A escolha foi construída após alinhamento com lideranças regionais e presidentes partidários. Marconi Perillo destacou os fatores determinantes para a indicação. “O fato dela ser do agro, ser do Sudoeste, representar essas regiões produtivas e ser mulher pesou muito. Mais do que isso, é uma mulher qualificada, independente e que conhece profundamente o setor”, afirmou o tucano.
Apesar da tradição familiar na política — Jacqueline é filha do ex-deputado federal Iturival Nascimento e sobrinha do ex-prefeito Hirão Nascimento —, esta é sua estreia em disputas majoritárias. Ela explicou a motivação para dar esse passo. “Eu decidi vir para a política partidária porque percebi que a gente tem que avançar. Espero realmente poder contribuir com meu Estado, com meu setor e representar as mulheres também”, declarou Zaiden.

Força regional, agronegócio e representatividade feminina
As cobranças do setor produtivo dominaram o anúncio realizado nesta quinta´feira, 06, em Goiânia. Jacqueline apontou a falta de diálogo da atual gestão e listou os gargalos que exigem solução imediata, dizendo que “precisamos de um governo que converse com a gente. Precisamos de energia elétrica, armazenagem e melhorar nossa infraestrutura viária. Esses são os nossos grandes gargalos”, cobrou a candidata.
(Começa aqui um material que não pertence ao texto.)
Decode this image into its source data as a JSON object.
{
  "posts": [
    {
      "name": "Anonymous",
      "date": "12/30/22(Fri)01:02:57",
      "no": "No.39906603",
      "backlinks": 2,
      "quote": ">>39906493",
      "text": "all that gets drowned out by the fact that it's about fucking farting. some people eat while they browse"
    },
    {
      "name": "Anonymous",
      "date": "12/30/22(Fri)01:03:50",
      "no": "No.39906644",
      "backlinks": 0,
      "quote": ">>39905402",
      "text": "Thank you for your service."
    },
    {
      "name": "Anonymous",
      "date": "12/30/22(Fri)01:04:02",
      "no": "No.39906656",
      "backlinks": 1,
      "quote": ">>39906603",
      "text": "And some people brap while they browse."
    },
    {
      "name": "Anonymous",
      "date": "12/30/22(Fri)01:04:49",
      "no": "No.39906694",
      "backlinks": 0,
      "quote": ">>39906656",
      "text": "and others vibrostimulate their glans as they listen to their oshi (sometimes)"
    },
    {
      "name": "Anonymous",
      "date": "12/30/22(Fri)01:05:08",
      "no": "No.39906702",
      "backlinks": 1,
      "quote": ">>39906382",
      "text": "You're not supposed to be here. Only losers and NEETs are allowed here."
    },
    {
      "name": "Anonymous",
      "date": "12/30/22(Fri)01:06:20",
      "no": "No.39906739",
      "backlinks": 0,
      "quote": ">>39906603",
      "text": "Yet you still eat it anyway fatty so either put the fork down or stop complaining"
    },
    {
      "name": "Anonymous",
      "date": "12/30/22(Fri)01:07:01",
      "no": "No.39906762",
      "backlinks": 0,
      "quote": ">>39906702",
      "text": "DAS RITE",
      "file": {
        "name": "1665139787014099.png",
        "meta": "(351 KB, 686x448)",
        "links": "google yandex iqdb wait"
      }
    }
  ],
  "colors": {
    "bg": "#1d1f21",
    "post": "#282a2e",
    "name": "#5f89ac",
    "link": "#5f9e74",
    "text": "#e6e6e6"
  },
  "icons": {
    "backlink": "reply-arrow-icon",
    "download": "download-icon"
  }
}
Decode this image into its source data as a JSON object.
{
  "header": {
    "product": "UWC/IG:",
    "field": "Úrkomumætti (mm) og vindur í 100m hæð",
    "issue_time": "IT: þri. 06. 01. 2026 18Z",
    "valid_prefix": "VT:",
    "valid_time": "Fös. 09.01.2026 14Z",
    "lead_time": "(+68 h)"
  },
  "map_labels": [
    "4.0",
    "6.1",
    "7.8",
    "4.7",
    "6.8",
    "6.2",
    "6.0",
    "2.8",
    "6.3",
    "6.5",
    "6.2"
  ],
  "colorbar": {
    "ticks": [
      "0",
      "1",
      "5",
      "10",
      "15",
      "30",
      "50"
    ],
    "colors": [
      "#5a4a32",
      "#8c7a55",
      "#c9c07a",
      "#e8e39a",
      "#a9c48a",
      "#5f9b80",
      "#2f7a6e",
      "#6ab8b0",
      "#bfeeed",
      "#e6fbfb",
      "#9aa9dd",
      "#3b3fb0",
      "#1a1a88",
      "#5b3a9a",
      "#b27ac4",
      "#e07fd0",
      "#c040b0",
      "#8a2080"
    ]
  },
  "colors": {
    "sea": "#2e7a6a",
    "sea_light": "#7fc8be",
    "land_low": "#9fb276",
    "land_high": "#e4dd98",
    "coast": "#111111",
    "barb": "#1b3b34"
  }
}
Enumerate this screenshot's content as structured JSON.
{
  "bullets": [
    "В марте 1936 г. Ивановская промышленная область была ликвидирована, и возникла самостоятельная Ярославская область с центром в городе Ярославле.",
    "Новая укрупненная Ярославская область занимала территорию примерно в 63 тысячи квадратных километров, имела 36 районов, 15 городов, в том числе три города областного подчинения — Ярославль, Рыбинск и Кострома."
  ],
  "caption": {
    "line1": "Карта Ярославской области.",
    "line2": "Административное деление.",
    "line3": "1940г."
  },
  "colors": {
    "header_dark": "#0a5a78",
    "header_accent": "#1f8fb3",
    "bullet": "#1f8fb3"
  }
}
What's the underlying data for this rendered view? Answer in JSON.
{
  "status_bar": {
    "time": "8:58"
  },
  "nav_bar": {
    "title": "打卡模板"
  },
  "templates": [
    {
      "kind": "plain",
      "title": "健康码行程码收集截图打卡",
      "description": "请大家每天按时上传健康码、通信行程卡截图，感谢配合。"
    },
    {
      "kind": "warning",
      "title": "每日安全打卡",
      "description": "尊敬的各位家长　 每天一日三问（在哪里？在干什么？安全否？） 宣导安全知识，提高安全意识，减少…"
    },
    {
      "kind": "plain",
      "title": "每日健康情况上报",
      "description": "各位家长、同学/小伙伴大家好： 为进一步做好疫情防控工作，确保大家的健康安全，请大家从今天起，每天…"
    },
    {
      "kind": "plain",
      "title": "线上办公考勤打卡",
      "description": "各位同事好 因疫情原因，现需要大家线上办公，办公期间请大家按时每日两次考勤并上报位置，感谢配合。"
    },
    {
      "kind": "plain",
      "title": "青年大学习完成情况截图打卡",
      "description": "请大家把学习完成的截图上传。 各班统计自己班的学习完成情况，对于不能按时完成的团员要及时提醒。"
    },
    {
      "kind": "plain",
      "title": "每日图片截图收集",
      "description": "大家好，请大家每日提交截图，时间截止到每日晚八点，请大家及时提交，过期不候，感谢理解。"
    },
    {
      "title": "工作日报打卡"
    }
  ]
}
A produtora rural também criticou duramente a contribuição cobrada sobre a agricultura no Estado. “Nós sequer fomos recebidos pelo governo. O produtor continua sangrando e não viu resultado. Das obras prometidas com a taxa, poucas foram entregues”, criticou Jacqueline.
Em tom de compromisso, Marconi reforçou que a atividade agrícola enfrenta um cenário delicado com juros altos, inflação de insumos e queda nas cotações internacionais. Ele assumiu uma postura categórica sobre a tributação do setor.
“O agro vive uma química verdadeiramente explosiva. O próximo governador terá que liderar esse debate nacional para ajudar os produtores. Comigo e com a Jacqueline na vice, a chance de existir taxa do agro é zero”, finalizou Marconi Perillo.